Спешили, видно, на огонёк.
Слова и Слово бросали в топку.
А на дощечке спал мотылёк.
Сражались мысли на поле битвы.
Пищали мыши на чердаке…
А к сердцу близко
Дрожал, как листик,
Листок с молитвою в левой руке.
Гремели кружки. Горели свечки.
Смеялись люди. Им невдомёк,
Что Божий ангел достал из печки
С горячей кашею чугунок…
УХОДЯТ ДОМА…
У меня на руке — почерневшая дробь из черники.
Не растёт на лугах эта страшная спелая дробь.
Вот опять Петербург дал ночлег перехожей калике,
И Луганку мою заменила холодная топь...
Как трамваи, дома уходили и прятались в дыме.
Их съедал этот дым, как последнюю пищу иуд.

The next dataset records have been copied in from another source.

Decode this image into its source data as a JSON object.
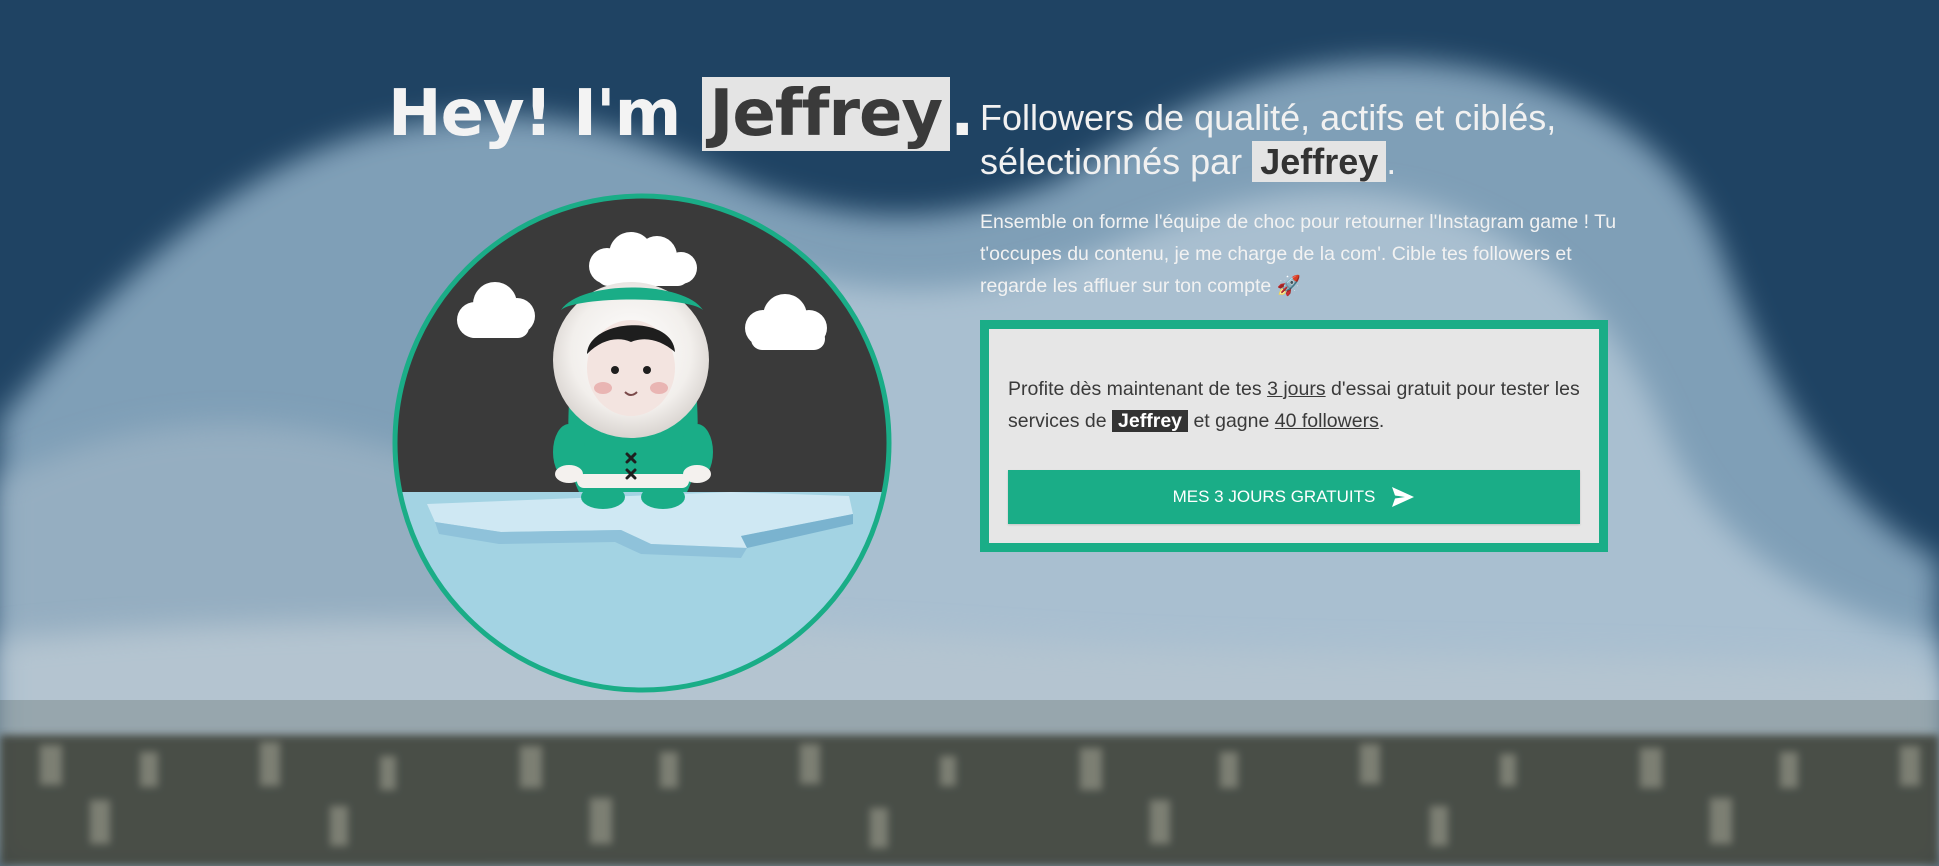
{
  "hero": {
    "title_prefix": "Hey! I'm",
    "title_name": "Jeffrey",
    "title_suffix": ".",
    "headline_line1": "Followers de qualité, actifs et ciblés,",
    "headline_line2_prefix": "sélectionnés par",
    "headline_name": "Jeffrey",
    "headline_suffix": ".",
    "intro": "Ensemble on forme l'équipe de choc pour retourner l'Instagram game ! Tu t'occupes du contenu, je me charge de la com'. Cible tes followers et regarde les affluer sur ton compte",
    "intro_emoji": "🚀"
  },
  "trial": {
    "text_part1": "Profite dès maintenant de tes",
    "days_link": "3 jours",
    "text_part2": "d'essai gratuit pour tester les services de",
    "brand": "Jeffrey",
    "text_part3": "et gagne",
    "followers_link": "40 followers",
    "text_part4": ".",
    "cta_label": "MES 3 JOURS GRATUITS",
    "cta_icon": "send-icon"
  },
  "colors": {
    "accent": "#1aad87",
    "highlight_bg": "#e4e4e4",
    "dark_text": "#333333",
    "night_sky": "#3a3a3a",
    "ice_water": "#a3d3e3"
  }
}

Я оттуда ушла, ведь на площади Горького ныне
Только травы, как свечи, и свечи, как травы, растут...
ВАДИМУ НЕГАТУРОВУ
Поэту, герою, который был сожжён нацистами в Доме профсоюзов в Одессе 2 мая 2014 года
Перед домом — очередь людей.
С них слетают маски, словно птицы;
Автоматный гул очередей
К нам в Луганск сегодня возвратится…
Вместо граней жизненных — гранит.
С чёрной вестью смолкли поэтессы…
Надо мной со свечкою летит
Наш поэт. Он — мученик Одессы.
Всё идёт, вылазит из ларца
Саранча в костюмах жёлто-синих…
Нет на мне тернового венца,
На глазах — седых ресничек иней.
Толпы душ, отпавших от Творца,
В ад ведут широкие дороги.
Встал Иуда в маске без лица, —
Заправляет шествием убогих.
Раскололся каменный заслон
Над моей Отчизною родною:
Кто идёт к Святыне на поклон,
Кто немецкой грезит ветчиною…
Хайль, страна! Над трупами — салют.
Все ползут на Праздник всесожженья.
Пусть поют, но пусть со страхом ждут
Майский день Святого Воскресенья.
11 мая 2014 года
ИЗНАНОЧНАЯ
В старую нашу шкатулочку
Сердце по крохам сложу.
Я — рукодельница-дурочка —
Только изнанку вяжу.
Нет, чтобы белою пряжею
Судьбы навеки скрестить!
Дурочка будет и сажевый
Свитер с изнанки носить.
Видно, вязать я обязана
Кофты, что греют в метель.
Были бы силы завязывать
Узел до сброса петель.
Выбросьте эту шкатулочку —
Я без неё не грущу.
Жизнь свою (видите — дурочка!)
Всю на людей распущу.
МАЛЕНЬКИЙ КРЫМ
Горы и горки,
море и камни,
дымка и дым,
Кто поместил вас
в это названье —
«Маленький Крым»?
В тесном ущелье —
скромная келья.
Вот и приют.
Ангелы Света
Богу из лета
песню поют.
Пламенным утром
вижу как будто
Дом кораблей —
Царского роста
крошечный остров
жизни моей.
КИЕВ, ЛИКУЙ!
Какой палач обезглавил тебя, мой город?
Крылья расправил и прилетел голод…
Вишню взорвал, сливу взорвал, грушу.
Киев, оставь! Слышишь, оставь душу.
Какая мать родила желторотых нищих?
Их Каин поил, и Каин вскормил пищей.
Их пушки детьми, живыми детьми стреляли.
Столица, ликуй! Свободных людей распяли.
Какое окно откроет теперь мой город?
Под стоны ветров поёт по ночам холод.
Ревёт самолёт, стирается грань с адом, —
По улицам бьёт каштановый лёд с градом...
ЗОНА АТУ
В ветках запутался мёртвый грач.
Перья его — зола.
Землю мою обошёл палач,
Сел во главе стола.
Яства готовы: вороний глаз,
Кости, трава полынь. —
Скудно и горько. А мой Донбасс
Пьёт молоко святынь.
Быстро, как птицы, взлетали ввысь
Брызги кусков стекла.
В старой духовке, не смазав лист,
Пекло земля пекла.
В печке горели среди всех зол
Мысли мои в дыму.
Новой метлою до ночи мёл
Ветер в моём дому.
Полуслепой, но, как Божий глас,
Ворон кричал в бреду,
Что на закате в родной Донбасс,
В землю его паду...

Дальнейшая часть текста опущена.